Kini Kompetitif di MotoGP, Vinales Tak Menyesal Tinggalkan Aprilia

Maverick Vinales tidak menyesal pindah dari Aprilia ke KTM di MotoGP, tetapi dia terkejut dengan satu kepindahan krusial ke arah sebaliknya.

Vinales, Martin, 2025 San Marino MotoGP.
Vinales, Martin, 2025 San Marino MotoGP.
© Gold and Goose

Maverick Vinales menegaskan bahwa ia tidak menyesal meninggalkan Aprilia untuk KTM di MotoGP, meskipun perpindahan Fabiano Sterlacchini ke arah sebaliknya mengejutkannya.

Setelah menjadi pembalap MotoGP pertama yang menang dengan tiga pabrikan berbeda, Maverick Vinales tampak siap untuk mengambil posisi 'kapten' Aprilia - bersama dengan pembalap baru Jorge Martin - setelah Aleix Espargaro memutuskan pensiun.

Namun, Vinales secara mengejutkan pindah ke Tech3 KTM untuk tahun 2025, yang mendorong Aprilia untuk merekrut Marco Bezzecchi sebagai penggantinya.

Bezzecchi kemudian memberikan Aprilia musim MotoGP terbaiknya, mencetak tiga kemenangan grand prix, tiga kemenangan Sprint, dan finis ketiga di kejuaraan.

Sementara itu, Vinales mengambil inisiatif pada hari-hari pertamanya di KTM, membantu mengarahkan proyek tersebut melewati masa sulit pasca krisis keuangan musim dingin.

Pembalap Spanyol itu mengejutkan dengan membawa RC16 memimpin balapan di Qatar, hanya untuk kemudian kehilangan posisi kedua karena penalti tekanan ban.

Namun, ia telah menunjukkan kemampuan KTM, memberikan dorongan moral yang sangat dibutuhkan bagi proyek tersebut.

Pedro Acosta kemudian mengambil alih peran tersebut, memberikan podium yang konsisten di paruh kedua musim untuk mencapai posisi keempat di kejuaraan dunia.

Sementara itu, kampanye Vinales sendiri hancur karena cedera bahu di Sachsenring.

Pindah dari Aprilia ke KTM bukanlah langkah besar pertama dalam karier Vinales, setelah meninggalkan Suzuki untuk Yamaha pada tahun 2017, kemudian berpisah dari Yamaha pada pertengahan tahun 2021.

“Selalu sulit jika menyangkut masa depan,” kata Vinales kepada GPone.com. “Ketika saya meninggalkan Yamaha, saya menyesalinya. 

"Itu adalah jumlah uang yang besar, tetapi jika dilihat kembali, saya bisa mengatakan bahwa saya beruntung, dan sekarang saya tidak mengeluh.

“Dari segi olahraga, itu mungkin keputusan yang tepat.
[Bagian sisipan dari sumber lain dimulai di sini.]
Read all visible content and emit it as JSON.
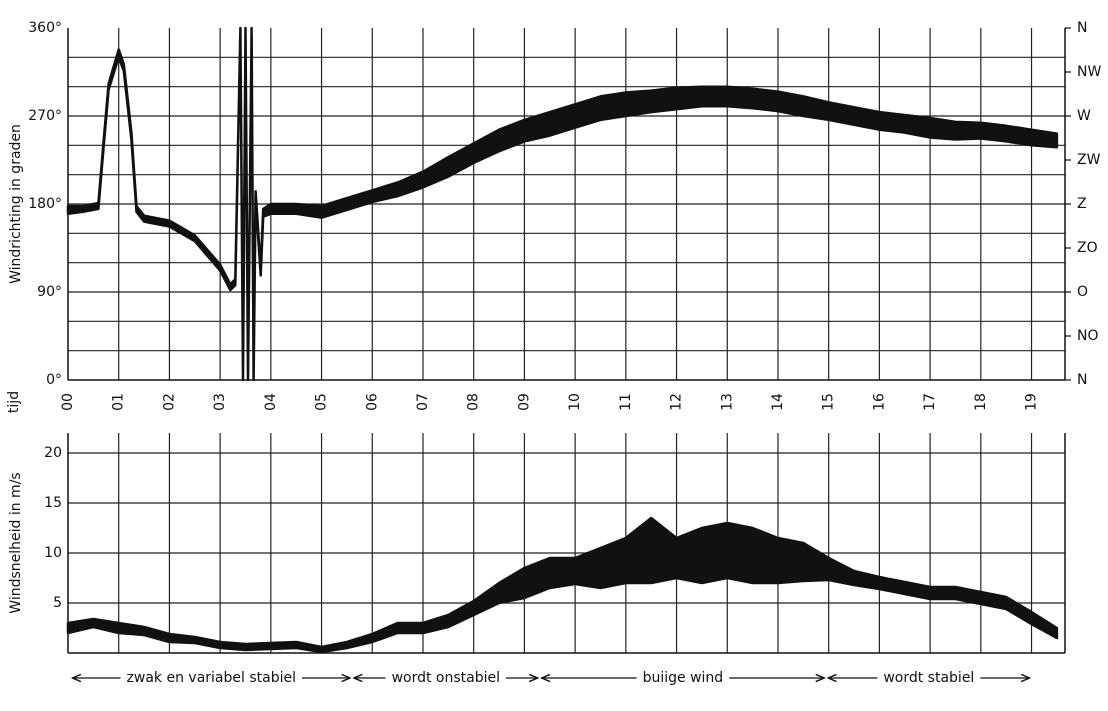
{
  "chart_data": [
    {
      "type": "band",
      "y_label": "Windrichting in graden",
      "x_label": "tijd",
      "xlim": [
        0,
        19.66
      ],
      "ylim": [
        0,
        360
      ],
      "y2lim": [
        0,
        360
      ],
      "xticks": [
        {
          "value": 0,
          "label": "00"
        },
        {
          "value": 1,
          "label": "01"
        },
        {
          "value": 2,
          "label": "02"
        },
        {
          "value": 3,
          "label": "03"
        },
        {
          "value": 4,
          "label": "04"
        },
        {
          "value": 5,
          "label": "05"
        },
        {
          "value": 6,
          "label": "06"
        },
        {
          "value": 7,
          "label": "07"
        },
        {
          "value": 8,
          "label": "08"
        },
        {
          "value": 9,
          "label": "09"
        },
        10,
        11,
        12,
        13,
        14,
        15,
        16,
        17,
        18,
        19
      ],
      "yticks": [
        {
          "value": 0,
          "label": "0°"
        },
        {
          "value": 90,
          "label": "90°"
        },
        {
          "value": 180,
          "label": "180°"
        },
        {
          "value": 270,
          "label": "270°"
        },
        {
          "value": 360,
          "label": "360°"
        }
      ],
      "y2ticks": [
        {
          "value": 0,
          "label": "N"
        },
        {
          "value": 45,
          "label": "NO"
        },
        {
          "value": 90,
          "label": "O"
        },
        {
          "value": 135,
          "label": "ZO"
        },
        {
          "value": 180,
          "label": "Z"
        },
        {
          "value": 225,
          "label": "ZW"
        },
        {
          "value": 270,
          "label": "W"
        },
        {
          "value": 315,
          "label": "NW"
        },
        {
          "value": 360,
          "label": "N"
        }
      ],
      "ygrid": [
        30,
        60,
        90,
        120,
        150,
        180,
        210,
        240,
        270,
        300,
        330
      ],
      "grid": true,
      "color": "#111111",
      "x": [
        0,
        0.3,
        0.6,
        0.7,
        0.8,
        1.0,
        1.1,
        1.25,
        1.35,
        1.5,
        2.0,
        2.5,
        3.0,
        3.2,
        3.3,
        3.4,
        3.45,
        3.5,
        3.55,
        3.62,
        3.66,
        3.7,
        3.8,
        3.85,
        4.0,
        4.5,
        5.0,
        5.5,
        6.0,
        6.5,
        7.0,
        7.5,
        8.0,
        8.5,
        9.0,
        9.5,
        10.0,
        10.5,
        11.0,
        11.5,
        12.0,
        12.5,
        13.0,
        13.5,
        14.0,
        14.5,
        15.0,
        15.5,
        16.0,
        16.5,
        17.0,
        17.5,
        18.0,
        18.5,
        19.0,
        19.5
      ],
      "upper": [
        178,
        178,
        181,
        243,
        303,
        338,
        323,
        253,
        178,
        168,
        163,
        148,
        118,
        98,
        103,
        360,
        2,
        360,
        2,
        360,
        2,
        193,
        113,
        175,
        180,
        180,
        178,
        186,
        194,
        202,
        213,
        228,
        242,
        256,
        266,
        274,
        282,
        290,
        294,
        296,
        299,
        300,
        300,
        298,
        295,
        290,
        284,
        279,
        274,
        271,
        268,
        264,
        263,
        260,
        256,
        252
      ],
      "lower": [
        170,
        172,
        175,
        237,
        297,
        330,
        316,
        246,
        172,
        162,
        157,
        142,
        112,
        92,
        97,
        358,
        0,
        358,
        0,
        358,
        0,
        187,
        107,
        167,
        170,
        170,
        166,
        174,
        182,
        188,
        197,
        208,
        222,
        234,
        244,
        250,
        258,
        266,
        270,
        274,
        277,
        280,
        280,
        278,
        275,
        270,
        266,
        261,
        256,
        253,
        248,
        246,
        247,
        244,
        240,
        238
      ]
    },
    {
      "type": "band",
      "y_label": "Windsnelheid in m/s",
      "xlim": [
        0,
        19.66
      ],
      "ylim": [
        0,
        22
      ],
      "yticks": [
        5,
        10,
        15,
        20
      ],
      "grid": true,
      "color": "#111111",
      "x": [
        0,
        0.5,
        1.0,
        1.5,
        2.0,
        2.5,
        3.0,
        3.5,
        4.0,
        4.5,
        5.0,
        5.5,
        6.0,
        6.5,
        7.0,
        7.5,
        8.0,
        8.5,
        9.0,
        9.5,
        10.0,
        10.5,
        11.0,
        11.5,
        12.0,
        12.5,
        13.0,
        13.5,
        14.0,
        14.5,
        15.0,
        15.5,
        16.0,
        16.5,
        17.0,
        17.5,
        18.0,
        18.5,
        19.0,
        19.5
      ],
      "upper": [
        3,
        3.4,
        3,
        2.6,
        1.9,
        1.6,
        1.1,
        0.9,
        1,
        1.1,
        0.6,
        1.1,
        1.9,
        3,
        3,
        3.8,
        5.2,
        7,
        8.5,
        9.5,
        9.5,
        10.5,
        11.5,
        13.5,
        11.5,
        12.5,
        13,
        12.5,
        11.5,
        11,
        9.5,
        8.2,
        7.6,
        7.1,
        6.6,
        6.6,
        6.1,
        5.6,
        4.1,
        2.5
      ],
      "lower": [
        2,
        2.6,
        2,
        1.8,
        1.1,
        1,
        0.5,
        0.3,
        0.4,
        0.5,
        0.1,
        0.5,
        1.1,
        2,
        2,
        2.6,
        3.8,
        5,
        5.5,
        6.5,
        6.9,
        6.5,
        7,
        7,
        7.5,
        7,
        7.5,
        7,
        7,
        7.2,
        7.3,
        6.8,
        6.4,
        5.9,
        5.4,
        5.4,
        4.9,
        4.4,
        2.9,
        1.5
      ],
      "annotations": [
        {
          "text": "zwak en variabel stabiel",
          "x0": 0.05,
          "x1": 5.6
        },
        {
          "text": "wordt onstabiel",
          "x0": 5.6,
          "x1": 9.3
        },
        {
          "text": "buiige wind",
          "x0": 9.3,
          "x1": 14.95
        },
        {
          "text": "wordt stabiel",
          "x0": 14.95,
          "x1": 19.0
        }
      ]
    }
  ]
}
Saya mengendarai Aprilia yang terus berkembang, dan pada tahun 2023-2024, saya tidak akan secepat bersama Yamaha seperti saat bersama Aprilia.

“Saya tidak menyesal tentang Aprilia, kami hanya berpisah.

“Memang benar, mereka telah menandatangani kontrak dengan Jorge [Martin], tetapi bukan hanya itu, itu adalah saat di mana saya perlu melihat sesuatu yang lain.”

Terkejut dengan kepindahan Sterlacchini

Perekrutan besar lain dilakukan oleh Aprila dengan menggaet Fabiano Sterlacchini dari KTM sebagai Technical Director baru mereka menyusul kepindahan Romano Albesiano ke Honda, mengejutkan Vinales.

“Tidak ada penyesalan, meskipun ketika kami pergi ke KTM, mereka masih memiliki Sterlacchini, dan kemudian dia pergi ke mereka,” kata Vinales.

“Jadi kami membuat keputusan sebelumnya tanpa mengetahui apa yang akan terjadi di masa depan. Tidak ada yang memberi tahu saya bahwa dia akan pergi.

“Kemudian ada kesulitan tahun lalu. KTM tidak memberi tahu kami apa pun. Saya tidak tahu apakah mereka tahu, tetapi kami tidak tahu.

“Jadi kami membuat pilihan ini, mencari tim yang bagus. Kami tidak tahu semua pergerakannya, tetapi pada akhirnya, saya tidak menyesali keputusan tersebut.”

Vinales meraih kemenangan MotoGP pertamanya bersama Suzuki, delapan kemenangan lagi bersama Yamaha, dan satu kemenangan bersama Aprilia.

Hasil terbaiknya bersama KTM adalah posisi keempat, tetapi ia meninggalkan balapan pembuka musim 2026 tanpa poin di Buriram.